Sadie, Stanley (John) 1930–2005
SADIE, Stanley (John) 1930–2005
OBITUARY NOTICE—See index for CA sketch: Born October 30, 1930, in Wembley, Middlesex, England; died of amyotrophic lateral sclerosis March 21, 2005, in Cossington, England. Editor, music critic, and author. Sadie is best remembered as the editor responsible for The New Grove Dictionary of Music and Musicians, a volume considered the bible in its field. A Cambridge University alumnus, he earned his B.A. and Mus.B. in 1953, followed by a master's degree in 1957 and a Ph.D. in 1958. During his early career, Sadie was a music critic for the London Times, and was also a lecturer at the Trinity College of Music from 1957 to 1965. Leaving teaching behind, he became an editor for the Musical Times in 1967 and remained there through 1987. Sadie made his distinctive mark on music history after accepting the job of editor for the sixth edition of Grove's dictionary of music. Tracing its roots back to the nineteenth century, when the reference book was first compiled by Sir George Grove, the dictionary still focused on western music of the eighteenth and nineteenth centuries at the time Sadie took over. Sadie, however, had more ambitious plans.
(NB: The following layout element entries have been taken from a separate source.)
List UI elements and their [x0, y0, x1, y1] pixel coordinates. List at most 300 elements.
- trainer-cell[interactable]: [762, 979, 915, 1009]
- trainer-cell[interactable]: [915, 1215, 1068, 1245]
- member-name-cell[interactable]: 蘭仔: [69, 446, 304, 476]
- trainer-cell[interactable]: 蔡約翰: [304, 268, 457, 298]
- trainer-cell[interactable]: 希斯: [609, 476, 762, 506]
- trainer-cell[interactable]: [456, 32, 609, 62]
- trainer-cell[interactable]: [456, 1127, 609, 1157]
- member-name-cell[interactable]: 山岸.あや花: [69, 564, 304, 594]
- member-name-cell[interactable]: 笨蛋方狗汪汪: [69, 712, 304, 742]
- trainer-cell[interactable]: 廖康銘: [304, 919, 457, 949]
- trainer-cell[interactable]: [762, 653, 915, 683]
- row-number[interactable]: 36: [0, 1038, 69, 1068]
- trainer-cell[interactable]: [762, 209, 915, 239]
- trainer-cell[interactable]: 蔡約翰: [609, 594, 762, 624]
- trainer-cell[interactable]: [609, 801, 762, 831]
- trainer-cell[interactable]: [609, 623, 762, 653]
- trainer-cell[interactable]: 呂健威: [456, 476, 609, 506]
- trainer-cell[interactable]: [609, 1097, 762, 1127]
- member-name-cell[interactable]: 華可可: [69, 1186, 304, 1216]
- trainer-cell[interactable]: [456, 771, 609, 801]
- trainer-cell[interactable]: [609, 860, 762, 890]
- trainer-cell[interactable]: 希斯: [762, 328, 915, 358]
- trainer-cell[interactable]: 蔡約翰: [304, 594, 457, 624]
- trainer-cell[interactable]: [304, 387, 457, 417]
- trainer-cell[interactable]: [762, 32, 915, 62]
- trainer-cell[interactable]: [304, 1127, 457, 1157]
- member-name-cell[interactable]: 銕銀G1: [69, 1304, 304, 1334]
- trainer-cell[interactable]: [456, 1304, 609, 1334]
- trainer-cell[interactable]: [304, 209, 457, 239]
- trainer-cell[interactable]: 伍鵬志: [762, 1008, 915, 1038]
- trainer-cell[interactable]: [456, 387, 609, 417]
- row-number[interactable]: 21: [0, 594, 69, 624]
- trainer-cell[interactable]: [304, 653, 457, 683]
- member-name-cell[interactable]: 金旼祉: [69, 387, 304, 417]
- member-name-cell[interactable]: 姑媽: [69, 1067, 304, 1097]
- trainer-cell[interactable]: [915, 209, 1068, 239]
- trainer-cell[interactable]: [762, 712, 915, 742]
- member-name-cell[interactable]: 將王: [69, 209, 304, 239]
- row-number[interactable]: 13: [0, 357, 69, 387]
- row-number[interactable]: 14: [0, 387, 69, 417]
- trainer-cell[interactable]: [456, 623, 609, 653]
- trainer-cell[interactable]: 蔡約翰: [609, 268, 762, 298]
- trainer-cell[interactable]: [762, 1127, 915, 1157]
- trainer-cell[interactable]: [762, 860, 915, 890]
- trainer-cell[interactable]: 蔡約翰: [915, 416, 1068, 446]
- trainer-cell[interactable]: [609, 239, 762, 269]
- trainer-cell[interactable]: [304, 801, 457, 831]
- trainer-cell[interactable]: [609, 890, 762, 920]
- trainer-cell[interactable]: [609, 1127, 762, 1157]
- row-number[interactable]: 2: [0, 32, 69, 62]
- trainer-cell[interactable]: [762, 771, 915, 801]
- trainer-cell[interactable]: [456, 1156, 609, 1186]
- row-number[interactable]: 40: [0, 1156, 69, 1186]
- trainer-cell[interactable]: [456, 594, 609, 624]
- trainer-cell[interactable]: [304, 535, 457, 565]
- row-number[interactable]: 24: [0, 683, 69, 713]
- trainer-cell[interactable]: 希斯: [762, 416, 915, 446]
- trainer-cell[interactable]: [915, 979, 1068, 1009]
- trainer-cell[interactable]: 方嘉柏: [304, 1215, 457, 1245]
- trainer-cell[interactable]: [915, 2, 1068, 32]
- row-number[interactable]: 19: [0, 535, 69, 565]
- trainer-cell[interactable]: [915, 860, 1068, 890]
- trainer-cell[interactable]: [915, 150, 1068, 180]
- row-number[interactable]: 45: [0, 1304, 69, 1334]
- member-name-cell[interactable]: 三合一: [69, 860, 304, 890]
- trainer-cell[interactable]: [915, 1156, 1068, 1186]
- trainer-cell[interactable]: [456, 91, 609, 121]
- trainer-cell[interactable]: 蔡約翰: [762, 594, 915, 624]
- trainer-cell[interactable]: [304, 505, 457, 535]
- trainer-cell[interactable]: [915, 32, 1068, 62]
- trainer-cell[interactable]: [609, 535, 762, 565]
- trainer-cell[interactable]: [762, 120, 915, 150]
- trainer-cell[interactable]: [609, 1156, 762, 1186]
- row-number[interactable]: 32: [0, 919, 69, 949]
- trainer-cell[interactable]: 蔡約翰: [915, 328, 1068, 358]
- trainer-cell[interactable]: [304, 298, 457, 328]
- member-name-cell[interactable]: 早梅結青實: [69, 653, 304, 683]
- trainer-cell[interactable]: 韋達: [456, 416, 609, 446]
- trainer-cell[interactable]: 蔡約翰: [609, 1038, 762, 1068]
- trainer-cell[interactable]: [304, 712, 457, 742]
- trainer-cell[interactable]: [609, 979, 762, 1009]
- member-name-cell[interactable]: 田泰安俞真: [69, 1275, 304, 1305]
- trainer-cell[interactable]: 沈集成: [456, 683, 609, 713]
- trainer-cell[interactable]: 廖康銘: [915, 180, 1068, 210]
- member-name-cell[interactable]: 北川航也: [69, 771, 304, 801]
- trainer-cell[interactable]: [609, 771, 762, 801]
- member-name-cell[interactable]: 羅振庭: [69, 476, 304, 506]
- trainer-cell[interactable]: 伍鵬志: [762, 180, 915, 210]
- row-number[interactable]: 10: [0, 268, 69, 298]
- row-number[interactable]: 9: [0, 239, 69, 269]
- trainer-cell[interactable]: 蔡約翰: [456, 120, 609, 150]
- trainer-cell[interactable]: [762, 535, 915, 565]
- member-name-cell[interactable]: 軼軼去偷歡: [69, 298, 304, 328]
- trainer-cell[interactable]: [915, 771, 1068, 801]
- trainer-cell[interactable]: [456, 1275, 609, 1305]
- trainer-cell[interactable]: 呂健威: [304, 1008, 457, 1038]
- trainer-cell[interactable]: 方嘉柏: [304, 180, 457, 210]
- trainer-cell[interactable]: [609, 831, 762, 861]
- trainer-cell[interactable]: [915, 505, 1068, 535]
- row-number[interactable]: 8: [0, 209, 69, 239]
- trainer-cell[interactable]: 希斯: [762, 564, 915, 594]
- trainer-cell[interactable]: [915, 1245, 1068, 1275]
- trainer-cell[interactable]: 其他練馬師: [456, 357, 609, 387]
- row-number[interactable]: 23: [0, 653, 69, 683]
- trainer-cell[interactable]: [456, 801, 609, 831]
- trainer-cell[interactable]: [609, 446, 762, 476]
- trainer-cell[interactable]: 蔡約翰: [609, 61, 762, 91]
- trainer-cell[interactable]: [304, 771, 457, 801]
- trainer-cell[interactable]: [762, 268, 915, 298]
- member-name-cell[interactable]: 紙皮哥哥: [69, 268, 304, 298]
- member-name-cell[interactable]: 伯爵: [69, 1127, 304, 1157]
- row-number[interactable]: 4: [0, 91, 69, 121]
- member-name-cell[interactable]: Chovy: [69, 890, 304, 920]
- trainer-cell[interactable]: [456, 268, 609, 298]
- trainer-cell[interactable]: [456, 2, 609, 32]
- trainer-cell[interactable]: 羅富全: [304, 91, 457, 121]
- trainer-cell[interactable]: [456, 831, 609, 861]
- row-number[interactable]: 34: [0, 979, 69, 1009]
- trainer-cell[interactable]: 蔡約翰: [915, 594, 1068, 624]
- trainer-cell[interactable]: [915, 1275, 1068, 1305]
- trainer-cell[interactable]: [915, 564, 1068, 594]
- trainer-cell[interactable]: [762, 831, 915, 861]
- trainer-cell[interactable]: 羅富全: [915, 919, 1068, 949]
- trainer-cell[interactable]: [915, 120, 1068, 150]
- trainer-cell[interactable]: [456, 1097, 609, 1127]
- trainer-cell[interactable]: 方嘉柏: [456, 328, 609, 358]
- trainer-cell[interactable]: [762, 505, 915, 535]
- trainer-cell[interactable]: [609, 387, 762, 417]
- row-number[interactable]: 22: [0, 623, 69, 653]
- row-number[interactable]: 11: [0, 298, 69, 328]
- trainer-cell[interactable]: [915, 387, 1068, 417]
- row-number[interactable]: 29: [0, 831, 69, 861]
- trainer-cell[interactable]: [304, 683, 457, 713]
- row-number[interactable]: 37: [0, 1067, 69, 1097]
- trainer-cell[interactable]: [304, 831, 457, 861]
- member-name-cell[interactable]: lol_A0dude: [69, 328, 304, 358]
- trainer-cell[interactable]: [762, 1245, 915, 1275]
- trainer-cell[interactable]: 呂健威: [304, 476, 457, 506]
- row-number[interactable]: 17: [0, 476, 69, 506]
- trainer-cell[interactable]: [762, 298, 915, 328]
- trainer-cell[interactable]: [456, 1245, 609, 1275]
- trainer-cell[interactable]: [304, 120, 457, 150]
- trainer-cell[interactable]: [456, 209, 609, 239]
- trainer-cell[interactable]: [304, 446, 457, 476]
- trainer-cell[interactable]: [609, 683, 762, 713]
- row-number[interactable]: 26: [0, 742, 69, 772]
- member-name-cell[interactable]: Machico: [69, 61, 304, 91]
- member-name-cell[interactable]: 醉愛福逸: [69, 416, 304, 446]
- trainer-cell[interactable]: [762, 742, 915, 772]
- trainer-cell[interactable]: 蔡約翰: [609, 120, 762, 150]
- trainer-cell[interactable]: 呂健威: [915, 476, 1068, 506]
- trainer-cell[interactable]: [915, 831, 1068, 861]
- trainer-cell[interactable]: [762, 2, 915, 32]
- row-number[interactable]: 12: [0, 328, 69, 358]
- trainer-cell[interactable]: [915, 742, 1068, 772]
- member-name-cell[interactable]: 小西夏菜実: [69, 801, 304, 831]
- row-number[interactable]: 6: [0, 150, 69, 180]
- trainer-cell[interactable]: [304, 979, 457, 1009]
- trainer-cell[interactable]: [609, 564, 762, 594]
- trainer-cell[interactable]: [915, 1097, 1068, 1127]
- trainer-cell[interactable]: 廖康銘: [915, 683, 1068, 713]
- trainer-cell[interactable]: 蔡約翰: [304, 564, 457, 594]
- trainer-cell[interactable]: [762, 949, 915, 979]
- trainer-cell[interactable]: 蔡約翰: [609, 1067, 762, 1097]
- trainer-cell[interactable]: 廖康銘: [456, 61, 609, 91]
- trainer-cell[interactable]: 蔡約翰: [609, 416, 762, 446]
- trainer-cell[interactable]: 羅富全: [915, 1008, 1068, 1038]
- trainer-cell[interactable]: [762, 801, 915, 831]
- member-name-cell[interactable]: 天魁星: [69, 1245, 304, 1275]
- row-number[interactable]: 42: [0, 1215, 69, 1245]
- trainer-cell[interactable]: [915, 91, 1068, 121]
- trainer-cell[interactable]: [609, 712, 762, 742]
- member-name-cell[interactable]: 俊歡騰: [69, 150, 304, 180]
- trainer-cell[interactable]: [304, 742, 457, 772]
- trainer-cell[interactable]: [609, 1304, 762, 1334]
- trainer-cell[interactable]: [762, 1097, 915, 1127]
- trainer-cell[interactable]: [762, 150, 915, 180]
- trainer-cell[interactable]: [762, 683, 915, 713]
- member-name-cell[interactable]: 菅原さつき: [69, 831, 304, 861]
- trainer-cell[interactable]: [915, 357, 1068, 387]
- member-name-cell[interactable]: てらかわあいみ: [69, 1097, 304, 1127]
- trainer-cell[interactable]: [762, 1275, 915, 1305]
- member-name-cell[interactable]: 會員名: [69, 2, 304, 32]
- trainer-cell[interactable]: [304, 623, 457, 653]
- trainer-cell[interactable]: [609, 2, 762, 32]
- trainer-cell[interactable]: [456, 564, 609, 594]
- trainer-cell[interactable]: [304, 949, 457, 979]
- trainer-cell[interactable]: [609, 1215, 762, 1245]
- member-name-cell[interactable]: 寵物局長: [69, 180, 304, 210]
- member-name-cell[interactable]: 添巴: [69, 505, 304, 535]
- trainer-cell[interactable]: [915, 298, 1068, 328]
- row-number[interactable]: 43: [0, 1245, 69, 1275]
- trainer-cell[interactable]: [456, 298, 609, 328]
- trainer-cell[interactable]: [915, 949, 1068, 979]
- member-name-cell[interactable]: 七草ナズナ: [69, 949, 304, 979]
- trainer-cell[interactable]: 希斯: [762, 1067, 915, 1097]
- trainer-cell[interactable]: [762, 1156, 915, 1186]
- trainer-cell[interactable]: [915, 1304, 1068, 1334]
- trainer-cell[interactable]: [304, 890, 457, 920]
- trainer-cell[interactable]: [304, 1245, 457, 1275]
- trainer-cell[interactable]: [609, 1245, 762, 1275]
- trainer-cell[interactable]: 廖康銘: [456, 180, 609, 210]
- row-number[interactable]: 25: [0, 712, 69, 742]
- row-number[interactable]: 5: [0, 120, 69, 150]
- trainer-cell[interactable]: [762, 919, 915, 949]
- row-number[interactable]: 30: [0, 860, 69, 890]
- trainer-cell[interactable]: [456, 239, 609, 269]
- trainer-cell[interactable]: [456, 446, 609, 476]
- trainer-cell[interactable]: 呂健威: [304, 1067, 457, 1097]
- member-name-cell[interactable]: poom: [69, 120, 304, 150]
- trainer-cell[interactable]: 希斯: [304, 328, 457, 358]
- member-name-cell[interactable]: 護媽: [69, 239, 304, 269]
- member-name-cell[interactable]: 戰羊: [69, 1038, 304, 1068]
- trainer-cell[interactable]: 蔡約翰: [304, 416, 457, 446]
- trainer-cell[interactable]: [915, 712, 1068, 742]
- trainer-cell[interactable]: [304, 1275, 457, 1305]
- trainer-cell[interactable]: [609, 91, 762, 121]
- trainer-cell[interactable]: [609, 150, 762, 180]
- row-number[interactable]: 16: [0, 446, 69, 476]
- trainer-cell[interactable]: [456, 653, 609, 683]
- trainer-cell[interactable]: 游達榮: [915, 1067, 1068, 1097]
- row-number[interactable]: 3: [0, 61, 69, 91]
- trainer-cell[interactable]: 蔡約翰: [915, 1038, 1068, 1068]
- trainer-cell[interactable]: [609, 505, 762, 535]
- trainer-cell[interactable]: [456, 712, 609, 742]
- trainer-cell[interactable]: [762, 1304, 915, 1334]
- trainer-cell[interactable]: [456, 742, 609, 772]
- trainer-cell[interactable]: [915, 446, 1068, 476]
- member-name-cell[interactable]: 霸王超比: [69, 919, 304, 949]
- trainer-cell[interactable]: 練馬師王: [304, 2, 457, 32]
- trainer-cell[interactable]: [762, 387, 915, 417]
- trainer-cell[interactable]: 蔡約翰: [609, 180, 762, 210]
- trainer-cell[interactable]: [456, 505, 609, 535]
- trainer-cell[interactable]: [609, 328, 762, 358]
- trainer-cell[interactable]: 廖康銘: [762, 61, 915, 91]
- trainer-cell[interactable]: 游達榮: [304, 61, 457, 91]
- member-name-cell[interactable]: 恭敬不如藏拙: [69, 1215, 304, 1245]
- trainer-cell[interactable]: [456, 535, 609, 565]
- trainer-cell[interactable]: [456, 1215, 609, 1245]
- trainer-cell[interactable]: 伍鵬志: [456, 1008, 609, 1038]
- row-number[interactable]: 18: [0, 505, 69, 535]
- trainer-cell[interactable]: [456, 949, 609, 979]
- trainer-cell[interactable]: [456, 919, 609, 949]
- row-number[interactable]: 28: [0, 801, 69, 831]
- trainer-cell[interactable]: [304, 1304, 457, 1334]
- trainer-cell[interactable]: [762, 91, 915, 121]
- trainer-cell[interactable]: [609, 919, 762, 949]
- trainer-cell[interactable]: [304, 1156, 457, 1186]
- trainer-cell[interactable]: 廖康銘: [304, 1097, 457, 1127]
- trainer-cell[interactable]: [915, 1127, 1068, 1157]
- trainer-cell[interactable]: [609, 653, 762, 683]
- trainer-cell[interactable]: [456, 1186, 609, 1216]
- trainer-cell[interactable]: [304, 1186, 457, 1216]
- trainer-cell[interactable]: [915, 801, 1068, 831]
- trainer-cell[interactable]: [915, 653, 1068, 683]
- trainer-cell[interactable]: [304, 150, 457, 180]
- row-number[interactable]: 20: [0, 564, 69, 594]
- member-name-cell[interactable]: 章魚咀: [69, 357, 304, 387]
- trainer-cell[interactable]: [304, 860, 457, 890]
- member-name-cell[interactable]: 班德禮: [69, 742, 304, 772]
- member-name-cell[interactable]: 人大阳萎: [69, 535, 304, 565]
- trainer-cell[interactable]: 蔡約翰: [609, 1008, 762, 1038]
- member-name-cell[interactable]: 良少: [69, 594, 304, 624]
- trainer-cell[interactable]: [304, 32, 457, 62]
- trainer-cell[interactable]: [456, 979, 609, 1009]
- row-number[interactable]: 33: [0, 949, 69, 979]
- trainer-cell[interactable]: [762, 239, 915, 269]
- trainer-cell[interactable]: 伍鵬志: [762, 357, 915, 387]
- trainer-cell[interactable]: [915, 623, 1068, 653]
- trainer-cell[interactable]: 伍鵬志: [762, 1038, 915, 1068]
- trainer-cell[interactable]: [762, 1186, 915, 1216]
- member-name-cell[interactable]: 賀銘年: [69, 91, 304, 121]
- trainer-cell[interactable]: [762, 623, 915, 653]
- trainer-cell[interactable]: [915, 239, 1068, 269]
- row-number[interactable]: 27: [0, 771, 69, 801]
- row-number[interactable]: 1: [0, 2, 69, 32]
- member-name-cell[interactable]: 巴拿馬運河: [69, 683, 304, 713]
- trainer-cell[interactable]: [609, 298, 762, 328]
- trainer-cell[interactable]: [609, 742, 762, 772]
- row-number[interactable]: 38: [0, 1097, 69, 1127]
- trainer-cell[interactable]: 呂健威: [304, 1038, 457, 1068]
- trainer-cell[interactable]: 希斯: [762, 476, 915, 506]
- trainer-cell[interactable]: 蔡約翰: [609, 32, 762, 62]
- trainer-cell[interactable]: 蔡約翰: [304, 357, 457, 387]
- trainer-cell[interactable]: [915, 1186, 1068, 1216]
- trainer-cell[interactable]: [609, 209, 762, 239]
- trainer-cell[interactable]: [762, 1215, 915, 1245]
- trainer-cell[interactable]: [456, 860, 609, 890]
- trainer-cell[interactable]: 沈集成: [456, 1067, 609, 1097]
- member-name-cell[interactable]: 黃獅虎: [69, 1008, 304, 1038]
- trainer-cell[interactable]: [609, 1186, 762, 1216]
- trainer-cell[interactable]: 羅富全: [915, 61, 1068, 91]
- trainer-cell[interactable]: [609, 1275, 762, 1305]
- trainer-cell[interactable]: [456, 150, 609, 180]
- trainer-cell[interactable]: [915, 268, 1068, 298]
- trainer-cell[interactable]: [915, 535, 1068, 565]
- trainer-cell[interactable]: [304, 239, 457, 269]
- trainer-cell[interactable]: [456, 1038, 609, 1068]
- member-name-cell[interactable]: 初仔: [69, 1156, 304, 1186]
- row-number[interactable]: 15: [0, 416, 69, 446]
Heading a team of dozens of researchers and writers, he compiled and contributed to an expanded, twenty-volume resource that contains entries on music and musicians from all over the world, and includes modern musical forms such as pop and jazz. The changes were so extensive that the dictionary was re-christened The New Grove Dictionary of Music and Musicians (1980). Sadie continued work on this project for many years, issuing a second edition in 2001 that encompasses twenty-nine volumes. He also edited such guides as The History of Opera (1990), the four-volume The New Grove Dictionary of Opera (1992), and The Billboard Illustrated Encyclopedia of Classical Music (2000). In addition to his editorial work Sadie, whose favorite period was the eighteenth century, was the author of works about composers, such as Handel (1962), Mozart (1966), Beethoven (1967), and Handel Concertos (1972). Named a commander of the Order of the British Empire in 1982, his interest in music history also led to his role in preserving Handel's home in London. At the time of his death, Sadie had just completed a book about the early life of Mozart.
OBITUARIES AND OTHER SOURCES:
Los Angeles Times, March 27, 2005, p. B12.
New York Times, March 23, 2005, p. A20.
Times (London, England), March 23, 2005, p. 61.
Washington Post, March 24, 2005, p. B6.